Haidar spoke urgently into his radio. He glanced at the man in the white tunic again and saw he was no longer staring; he’d closed his eyes and bowed his head, and his lips were moving as if in prayer. Feeling a sudden chill, Haidar turned back to Joe Simeon, who had almost reached the edge of the VIP area. As Simeon twisted sideways to slip between two other men, Haidar glimpsed his torso in profile and in a flash of intuition realized what was concealed beneath his vest and shirt.

“Oh God,” Haidar said. “Code black! Code black!”

“And so in the name of the Merciful Creator of the Jews and the Christians and the Muslims, I offer you this hope, this wish: Peace be un—”

The Patriarch’s blessing was interrupted by a sudden scramble of security personnel on the stage. At the same moment one of Haidar’s men tried to grab Joe Simeon. Simeon turned, almost casually, and stabbed the man in the chest with a knife taken from his hotel room. Someone else screamed and the crowd began surging backwards in a panic, trapping the other security guards who were trying to rush forward. Joe Simeon took a few more steps towards the stage, uttering his own benediction. Then he set off the bomb.

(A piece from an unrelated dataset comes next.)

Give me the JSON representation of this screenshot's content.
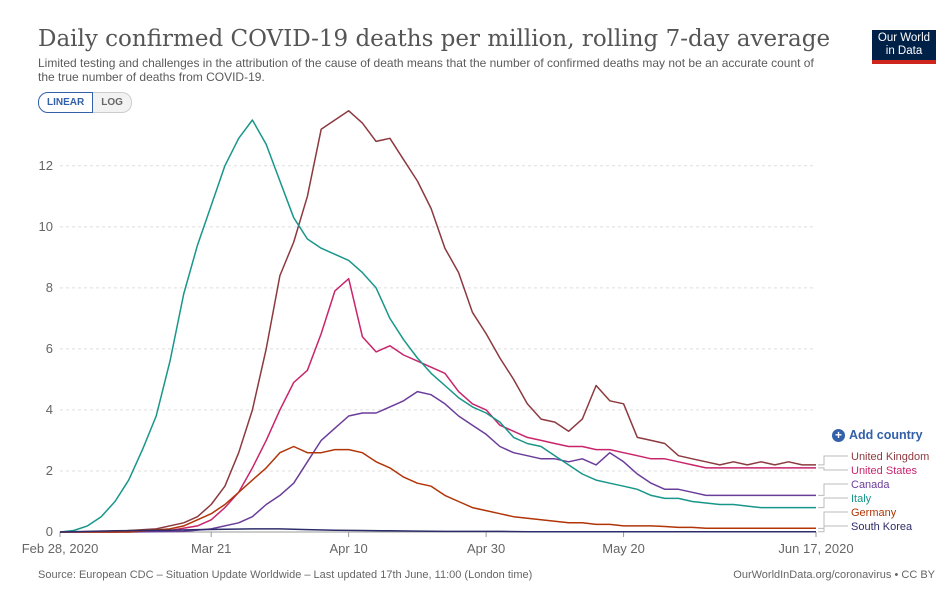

The flash that followed dazzled every eye that looked at it and blinded all the cameras, too. No one could say, afterwards, exactly what had happened. But there was no thunderous blast, no shock wave—and, once the light had faded, no scene of carnage. The stage, and the crowd, remained intact, and what should have been a locus of death and destruction had instead become, through some conjuror’s trick, a whirring mass of life.

Birds. A flock of birds, arranged around the would-be suicide bomber like points on a globe, and each one holding, in its claws, a single shining nail.

As one they dropped their burdens. The ring of the nails falling harmlessly to the pavement could be heard throughout the park in that moment’s hush. Then the birds flew up screaming. They weren’t doves. They were ravens, carrion-eaters of the desert, and they were angry, for here today in Baghdad, against all expectations, there was nothing for them—even the man Joe Simeon had stabbed was struggling to his feet, hand pressed to a bleeding gash above his breastbone that was painful but not fatal.

Joe Simeon, his vest and shirt hanging in tatters, stared into the sky, his expression of rapture changing to puzzlement as he realized he too was still among the living. “Jesus?” he said. The ravens ignored him and flew higher. “Wait!” he cried, raising both hands as if to claw his way to heaven. But gravity buckled his knees, and then men with earpieces were tackling him from all sides.